Born with extensive physical defects, Kenzo suffered from paralysis that caused pain, trouble standing or moving independently, and incontinence. Our team provided Kenzo with comprehensive medical care, and then we outfitted him in a specialized cart, which allowed him to move around more freely. Kenzo then visited with veterinary specialists, such as neurologists and radiologists, who were able to determine that his neurological and physical issues were due to a neural tube closure defect, sometimes called spina bifida. Since this condition can manifest in a multitude of ways, Kenzo then went for an MRI that revealed a special surgery would protect Kenzo from potentially fatal infections and might bring about an increased level of mobility. After surgery, Kenzo began his rehabilitation with our team right away, and it wasn’t long until he was racing around our play yards, running to our team and volunteers for scratches and chasing his toys. 


A Preview of 2023

Through your support and generosity, our team will help more animals, support more families, and launch impactful programs to build the capacity of animal welfare organizations throughout the country.
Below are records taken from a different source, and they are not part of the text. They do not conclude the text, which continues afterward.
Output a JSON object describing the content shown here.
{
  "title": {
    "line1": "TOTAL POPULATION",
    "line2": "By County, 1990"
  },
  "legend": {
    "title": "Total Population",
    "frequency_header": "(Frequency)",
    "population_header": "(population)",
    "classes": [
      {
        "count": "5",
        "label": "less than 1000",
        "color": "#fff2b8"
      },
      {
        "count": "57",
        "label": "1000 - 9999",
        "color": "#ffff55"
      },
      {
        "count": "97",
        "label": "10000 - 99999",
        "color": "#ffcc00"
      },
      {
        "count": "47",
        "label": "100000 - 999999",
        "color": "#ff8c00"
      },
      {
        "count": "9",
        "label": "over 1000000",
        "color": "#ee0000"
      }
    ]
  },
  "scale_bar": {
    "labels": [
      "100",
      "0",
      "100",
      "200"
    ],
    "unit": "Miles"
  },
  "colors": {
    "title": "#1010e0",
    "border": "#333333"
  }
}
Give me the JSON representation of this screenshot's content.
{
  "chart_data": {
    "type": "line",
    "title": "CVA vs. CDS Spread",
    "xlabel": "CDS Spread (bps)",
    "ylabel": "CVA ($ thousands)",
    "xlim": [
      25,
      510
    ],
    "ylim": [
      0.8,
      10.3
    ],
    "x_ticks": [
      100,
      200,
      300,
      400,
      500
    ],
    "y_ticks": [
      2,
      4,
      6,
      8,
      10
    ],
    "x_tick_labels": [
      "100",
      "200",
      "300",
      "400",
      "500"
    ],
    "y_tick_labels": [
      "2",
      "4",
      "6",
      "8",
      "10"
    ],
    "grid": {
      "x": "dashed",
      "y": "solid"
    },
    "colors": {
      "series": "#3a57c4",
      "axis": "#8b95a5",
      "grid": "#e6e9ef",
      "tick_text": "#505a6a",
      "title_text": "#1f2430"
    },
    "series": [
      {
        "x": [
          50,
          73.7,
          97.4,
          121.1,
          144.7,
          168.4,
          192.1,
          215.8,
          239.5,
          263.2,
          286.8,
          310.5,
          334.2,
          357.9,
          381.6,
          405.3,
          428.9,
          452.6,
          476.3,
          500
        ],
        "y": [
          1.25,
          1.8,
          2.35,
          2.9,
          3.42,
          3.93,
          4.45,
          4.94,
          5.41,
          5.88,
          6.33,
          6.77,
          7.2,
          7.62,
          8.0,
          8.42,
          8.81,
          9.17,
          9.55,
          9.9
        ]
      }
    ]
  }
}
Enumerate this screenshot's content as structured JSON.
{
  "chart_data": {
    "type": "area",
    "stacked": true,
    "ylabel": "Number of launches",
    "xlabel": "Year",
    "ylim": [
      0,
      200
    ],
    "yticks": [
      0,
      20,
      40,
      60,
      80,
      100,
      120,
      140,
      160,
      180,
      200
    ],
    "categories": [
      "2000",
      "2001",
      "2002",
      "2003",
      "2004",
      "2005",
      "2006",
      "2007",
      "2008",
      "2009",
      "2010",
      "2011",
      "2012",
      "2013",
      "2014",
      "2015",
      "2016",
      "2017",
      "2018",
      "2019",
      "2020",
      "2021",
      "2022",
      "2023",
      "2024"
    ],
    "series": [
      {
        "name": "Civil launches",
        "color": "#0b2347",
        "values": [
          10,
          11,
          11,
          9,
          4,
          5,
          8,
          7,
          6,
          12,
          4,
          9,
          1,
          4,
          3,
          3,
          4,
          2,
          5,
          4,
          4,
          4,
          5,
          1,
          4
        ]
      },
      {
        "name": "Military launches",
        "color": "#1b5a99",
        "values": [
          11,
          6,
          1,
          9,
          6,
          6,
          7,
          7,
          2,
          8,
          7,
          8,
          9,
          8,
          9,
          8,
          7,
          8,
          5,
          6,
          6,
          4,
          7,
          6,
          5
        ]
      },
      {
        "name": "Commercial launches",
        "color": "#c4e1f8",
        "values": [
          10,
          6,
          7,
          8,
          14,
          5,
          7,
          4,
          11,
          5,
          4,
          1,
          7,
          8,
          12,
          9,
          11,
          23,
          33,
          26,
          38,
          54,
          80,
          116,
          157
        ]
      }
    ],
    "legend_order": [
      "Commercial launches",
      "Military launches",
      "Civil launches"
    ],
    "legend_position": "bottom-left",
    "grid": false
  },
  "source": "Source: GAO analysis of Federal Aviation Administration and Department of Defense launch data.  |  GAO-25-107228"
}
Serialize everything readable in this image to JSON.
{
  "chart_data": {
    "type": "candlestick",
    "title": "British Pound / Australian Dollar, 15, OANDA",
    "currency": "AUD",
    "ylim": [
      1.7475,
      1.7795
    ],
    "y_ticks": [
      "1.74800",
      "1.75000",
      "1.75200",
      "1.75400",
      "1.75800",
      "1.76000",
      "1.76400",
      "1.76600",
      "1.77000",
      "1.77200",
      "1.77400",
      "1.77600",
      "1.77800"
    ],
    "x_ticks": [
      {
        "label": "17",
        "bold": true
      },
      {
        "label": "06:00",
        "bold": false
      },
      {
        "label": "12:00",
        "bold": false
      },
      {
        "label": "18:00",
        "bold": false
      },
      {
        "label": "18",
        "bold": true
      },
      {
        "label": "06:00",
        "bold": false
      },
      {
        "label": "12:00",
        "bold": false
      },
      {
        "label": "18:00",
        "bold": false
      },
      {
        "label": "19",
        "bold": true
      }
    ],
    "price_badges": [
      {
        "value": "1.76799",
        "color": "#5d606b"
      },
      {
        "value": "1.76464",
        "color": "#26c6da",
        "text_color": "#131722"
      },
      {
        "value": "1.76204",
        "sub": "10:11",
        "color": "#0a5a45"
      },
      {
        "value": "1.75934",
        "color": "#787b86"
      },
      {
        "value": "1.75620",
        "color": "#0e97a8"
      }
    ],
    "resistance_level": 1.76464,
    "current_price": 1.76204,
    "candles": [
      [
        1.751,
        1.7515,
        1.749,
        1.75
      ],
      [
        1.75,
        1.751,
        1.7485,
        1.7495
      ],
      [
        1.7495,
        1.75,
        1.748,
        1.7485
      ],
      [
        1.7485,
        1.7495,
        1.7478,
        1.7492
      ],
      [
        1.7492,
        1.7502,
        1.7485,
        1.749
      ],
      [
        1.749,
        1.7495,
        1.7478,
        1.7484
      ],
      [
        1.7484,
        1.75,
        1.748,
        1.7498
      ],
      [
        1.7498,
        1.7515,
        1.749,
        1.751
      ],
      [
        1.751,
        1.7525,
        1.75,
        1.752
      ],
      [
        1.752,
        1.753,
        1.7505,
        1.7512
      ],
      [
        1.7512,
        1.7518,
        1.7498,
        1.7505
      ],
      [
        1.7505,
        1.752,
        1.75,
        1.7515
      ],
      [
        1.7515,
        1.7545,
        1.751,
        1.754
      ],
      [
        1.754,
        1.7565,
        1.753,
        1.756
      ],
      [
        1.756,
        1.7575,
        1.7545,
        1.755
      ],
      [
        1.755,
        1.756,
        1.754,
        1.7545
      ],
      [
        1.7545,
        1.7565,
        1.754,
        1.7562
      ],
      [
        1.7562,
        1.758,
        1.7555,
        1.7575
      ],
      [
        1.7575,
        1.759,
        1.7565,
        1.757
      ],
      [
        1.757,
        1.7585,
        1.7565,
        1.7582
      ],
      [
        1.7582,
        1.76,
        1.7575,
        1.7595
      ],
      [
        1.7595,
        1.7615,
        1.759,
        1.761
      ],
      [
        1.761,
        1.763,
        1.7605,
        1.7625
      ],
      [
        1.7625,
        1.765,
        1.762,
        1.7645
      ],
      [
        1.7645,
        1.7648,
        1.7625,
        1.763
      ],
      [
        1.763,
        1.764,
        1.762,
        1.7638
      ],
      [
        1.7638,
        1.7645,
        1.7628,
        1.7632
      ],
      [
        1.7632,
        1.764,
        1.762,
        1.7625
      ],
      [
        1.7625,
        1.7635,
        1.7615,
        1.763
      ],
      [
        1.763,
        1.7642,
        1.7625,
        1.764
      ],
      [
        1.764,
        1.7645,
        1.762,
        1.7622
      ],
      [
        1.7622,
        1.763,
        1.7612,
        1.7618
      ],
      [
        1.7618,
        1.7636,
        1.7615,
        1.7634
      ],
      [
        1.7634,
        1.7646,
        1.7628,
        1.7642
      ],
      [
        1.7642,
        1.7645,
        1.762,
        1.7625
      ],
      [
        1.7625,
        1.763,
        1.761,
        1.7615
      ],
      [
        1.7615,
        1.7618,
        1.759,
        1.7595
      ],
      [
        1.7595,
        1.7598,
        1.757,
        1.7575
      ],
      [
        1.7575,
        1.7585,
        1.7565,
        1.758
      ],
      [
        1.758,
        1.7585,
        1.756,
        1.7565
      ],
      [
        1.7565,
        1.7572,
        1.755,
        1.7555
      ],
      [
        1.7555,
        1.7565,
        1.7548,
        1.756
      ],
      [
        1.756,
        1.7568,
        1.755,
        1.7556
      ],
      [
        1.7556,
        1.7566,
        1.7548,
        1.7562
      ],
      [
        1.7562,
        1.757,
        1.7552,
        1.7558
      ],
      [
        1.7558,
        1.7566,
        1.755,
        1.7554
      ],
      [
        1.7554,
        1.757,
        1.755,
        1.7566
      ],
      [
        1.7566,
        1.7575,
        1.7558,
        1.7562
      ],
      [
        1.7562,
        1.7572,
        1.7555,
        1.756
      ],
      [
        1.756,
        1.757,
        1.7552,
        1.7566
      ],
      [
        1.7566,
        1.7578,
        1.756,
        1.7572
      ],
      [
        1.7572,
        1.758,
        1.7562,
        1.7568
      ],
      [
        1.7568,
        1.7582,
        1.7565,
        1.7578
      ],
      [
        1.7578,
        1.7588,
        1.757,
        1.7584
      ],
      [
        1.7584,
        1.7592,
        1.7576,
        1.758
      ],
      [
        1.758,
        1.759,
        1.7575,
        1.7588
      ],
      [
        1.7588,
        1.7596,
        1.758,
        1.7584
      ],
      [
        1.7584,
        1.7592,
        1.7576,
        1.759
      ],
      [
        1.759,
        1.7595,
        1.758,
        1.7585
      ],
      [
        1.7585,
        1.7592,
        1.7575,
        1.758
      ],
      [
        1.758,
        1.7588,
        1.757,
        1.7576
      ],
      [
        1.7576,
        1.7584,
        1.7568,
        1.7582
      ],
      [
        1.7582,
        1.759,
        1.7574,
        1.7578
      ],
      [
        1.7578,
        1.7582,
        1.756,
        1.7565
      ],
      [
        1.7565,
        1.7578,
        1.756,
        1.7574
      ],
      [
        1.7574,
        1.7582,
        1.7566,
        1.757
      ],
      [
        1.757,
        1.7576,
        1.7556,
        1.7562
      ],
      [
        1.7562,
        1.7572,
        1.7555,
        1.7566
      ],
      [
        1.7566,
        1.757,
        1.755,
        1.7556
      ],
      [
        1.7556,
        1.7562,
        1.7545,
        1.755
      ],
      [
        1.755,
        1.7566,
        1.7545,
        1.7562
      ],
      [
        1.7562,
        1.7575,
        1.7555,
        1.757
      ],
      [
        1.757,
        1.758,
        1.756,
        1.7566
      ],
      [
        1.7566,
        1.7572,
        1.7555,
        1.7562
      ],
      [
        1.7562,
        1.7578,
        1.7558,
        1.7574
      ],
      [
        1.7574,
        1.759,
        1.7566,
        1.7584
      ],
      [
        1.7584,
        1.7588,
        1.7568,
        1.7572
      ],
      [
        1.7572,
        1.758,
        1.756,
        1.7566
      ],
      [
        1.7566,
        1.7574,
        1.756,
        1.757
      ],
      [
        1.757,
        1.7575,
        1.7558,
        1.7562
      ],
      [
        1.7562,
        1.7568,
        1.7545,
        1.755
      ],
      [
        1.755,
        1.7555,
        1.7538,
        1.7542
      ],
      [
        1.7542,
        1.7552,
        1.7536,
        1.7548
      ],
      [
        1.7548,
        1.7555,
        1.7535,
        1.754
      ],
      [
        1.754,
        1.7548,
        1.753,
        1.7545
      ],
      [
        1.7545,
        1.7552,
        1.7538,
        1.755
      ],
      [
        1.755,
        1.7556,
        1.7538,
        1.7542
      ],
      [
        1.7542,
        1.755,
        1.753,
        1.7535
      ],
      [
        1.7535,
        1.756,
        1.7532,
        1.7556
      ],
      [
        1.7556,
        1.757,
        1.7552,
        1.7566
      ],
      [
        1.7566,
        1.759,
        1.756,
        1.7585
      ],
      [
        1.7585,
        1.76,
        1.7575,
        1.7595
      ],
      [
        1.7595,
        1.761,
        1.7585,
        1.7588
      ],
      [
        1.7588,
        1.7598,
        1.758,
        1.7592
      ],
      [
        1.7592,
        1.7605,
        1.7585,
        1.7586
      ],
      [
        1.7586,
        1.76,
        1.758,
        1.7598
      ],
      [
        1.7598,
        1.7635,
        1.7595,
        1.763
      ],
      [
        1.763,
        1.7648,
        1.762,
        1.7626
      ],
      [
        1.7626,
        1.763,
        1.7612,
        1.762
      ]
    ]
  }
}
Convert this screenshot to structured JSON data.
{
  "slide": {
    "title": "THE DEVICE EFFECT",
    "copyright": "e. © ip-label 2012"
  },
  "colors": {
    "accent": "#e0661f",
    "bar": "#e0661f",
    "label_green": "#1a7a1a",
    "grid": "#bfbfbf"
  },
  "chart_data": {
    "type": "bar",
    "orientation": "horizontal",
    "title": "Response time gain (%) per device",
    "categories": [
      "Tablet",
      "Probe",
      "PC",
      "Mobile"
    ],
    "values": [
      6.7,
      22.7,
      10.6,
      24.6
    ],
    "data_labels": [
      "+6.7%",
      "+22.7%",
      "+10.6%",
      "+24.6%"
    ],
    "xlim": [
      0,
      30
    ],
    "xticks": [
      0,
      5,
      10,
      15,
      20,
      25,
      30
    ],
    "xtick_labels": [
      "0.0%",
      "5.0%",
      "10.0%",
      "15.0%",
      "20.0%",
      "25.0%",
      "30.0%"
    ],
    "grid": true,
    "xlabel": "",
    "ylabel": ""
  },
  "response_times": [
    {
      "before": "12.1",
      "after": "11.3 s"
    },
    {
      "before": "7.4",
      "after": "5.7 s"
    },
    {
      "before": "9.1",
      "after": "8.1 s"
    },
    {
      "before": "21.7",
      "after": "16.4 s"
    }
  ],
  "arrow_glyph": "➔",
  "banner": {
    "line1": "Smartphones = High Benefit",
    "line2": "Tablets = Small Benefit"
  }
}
We also intend to grow a talented animal welfare workforce for the future.

Pet Support Services. People in DC face barriers to providing care for their animal family members, starting with unaffordable and inaccessible veterinary care. Our growing Pet Help Center will continue to address urgent needs through direct service for thousands of pet families throughout the region. And we will enhance our suite of virtual support services to reach families outside of the areas that we serve, from their own homes.

National Capacity Building. In 2023, we will expand capacity-building programs to help shelters throughout the country. These supportive programs will enable source shelter partners to develop successful lifesaving programs using the space and resources that are available to them. We will continue to share tangible resources, including housing and sheltering equipment, food, toys, and other critical resources.

Workforce Development. As a regional, multistate animal welfare organization headquartered in Washington, DC, HRA is ideally situated to close the gap between DC residents and careers that will help them support themselves and their families while helping animals. In 2023, we will fully launch the Saône Crocker Animal Welfare Career Institute to create career paths for young people in animal care and welfare. Through this program, we will increase job opportunities for our community and fill a vital generational need.

As we look ahead, we see a future that is brighter than ever for animals and the people who cherish them. We couldn’t get there without your steadfast support and generosity, and we are grateful from the bottom of our hearts.